Even services outside stock trading, fintech apps, websites, and enterprise tools, were affected because so many rely on Cloudflare’s backend systems. As Cloudflare began rolling out fixes, some stability returned, but apps continued to monitor for lingering issues.

Cloudflare Admits the Outage, Says API Systems Failed

Cloudflare acknowledged the disruption, confirming that its Dashboard and API services were experiencing failures. The company noted that users may continue to see errors while the systems recover.

This is particularly concerning because it’s the second major outage in less than a month.

A Repeat of Last Month’s Panic

In November, a Cloudflare glitch briefly broke parts of the internet, taking down apps like Spotify, ChatGPT, and Truth Social.
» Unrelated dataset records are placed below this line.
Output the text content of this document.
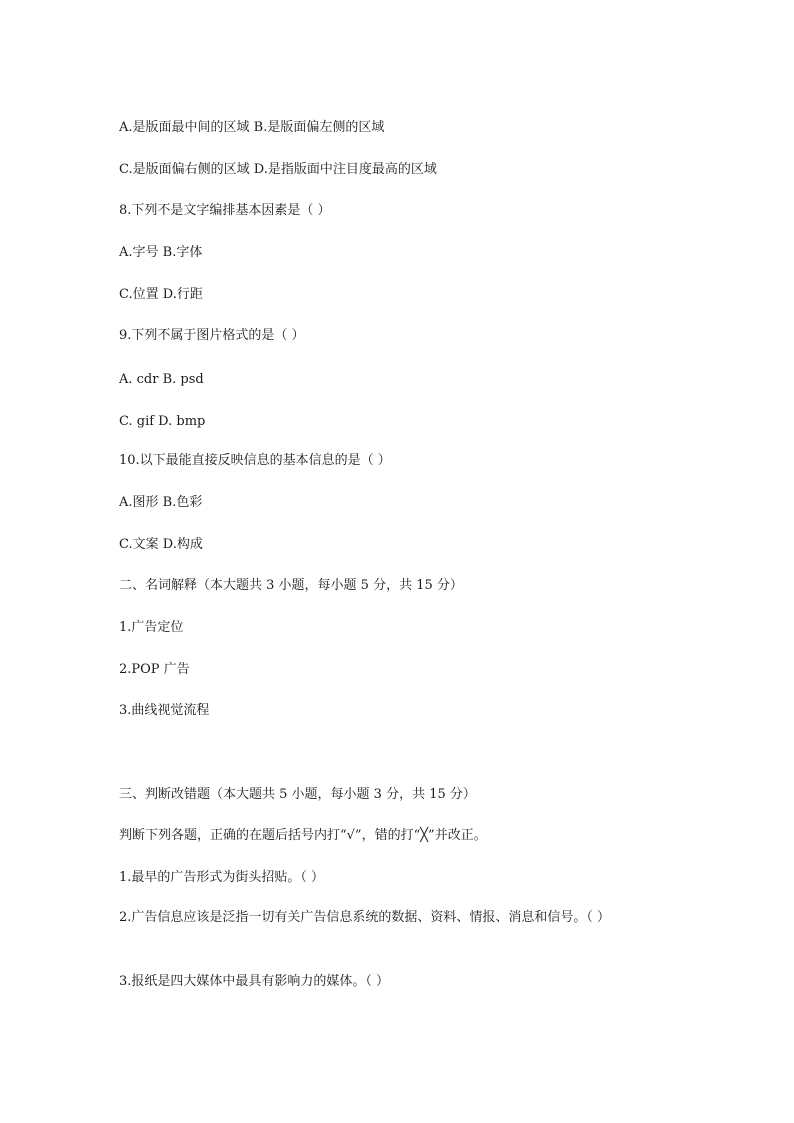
A.是版面最中间的区域 B.是版面偏左侧的区域
C.是版面偏右侧的区域 D.是指版面中注目度最高的区域
8.下列不是文字编排基本因素是（ ）
A.字号 B.字体
C.位置 D.行距
9.下列不属于图片格式的是（ ）
A. cdr B. psd
C. gif D. bmp
10.以下最能直接反映信息的基本信息的是（ ）
A.图形 B.色彩
C.文案 D.构成
二、名词解释（本大题共 3 小题，每小题 5 分，共 15 分）
1.广告定位
2.POP 广告
3.曲线视觉流程
三、判断改错题（本大题共 5 小题，每小题 3 分，共 15 分）
判断下列各题，正确的在题后括号内打“√”，错的打“╳”并改正。
1.最早的广告形式为街头招贴。（ ）
2.广告信息应该是泛指一切有关广告信息系统的数据、资料、情报、消息和信号。（ ）
3.报纸是四大媒体中最具有影响力的媒体。（ ）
Friday’s outage reminded users just how dependent the digital world is on one company’s infrastructure.

Users Vent Frustration: “How Are We Supposed to Work Like This?”

From traders missing profit opportunities to small business owners unable to run daily operations, X (formerly Twitter) turned into a support group of sorts. Many demanded answers from both Cloudflare and the affected platforms.

Words like “Why always during market hours?”, “Lost money because of this”, and “We need accountability” echoed across timelines.

Why Cloudflare Going Down Feels Like the Internet Went Down

For many regular users, Cloudflare is invisible, but the moment it crashes, the impact becomes painfully visible.

Cloudflare acts as a protective and performance layer for thousands of websites, helping them stay fast and secure. So when Cloudflare has an issue, it can bring down dozens of unrelated platforms at once.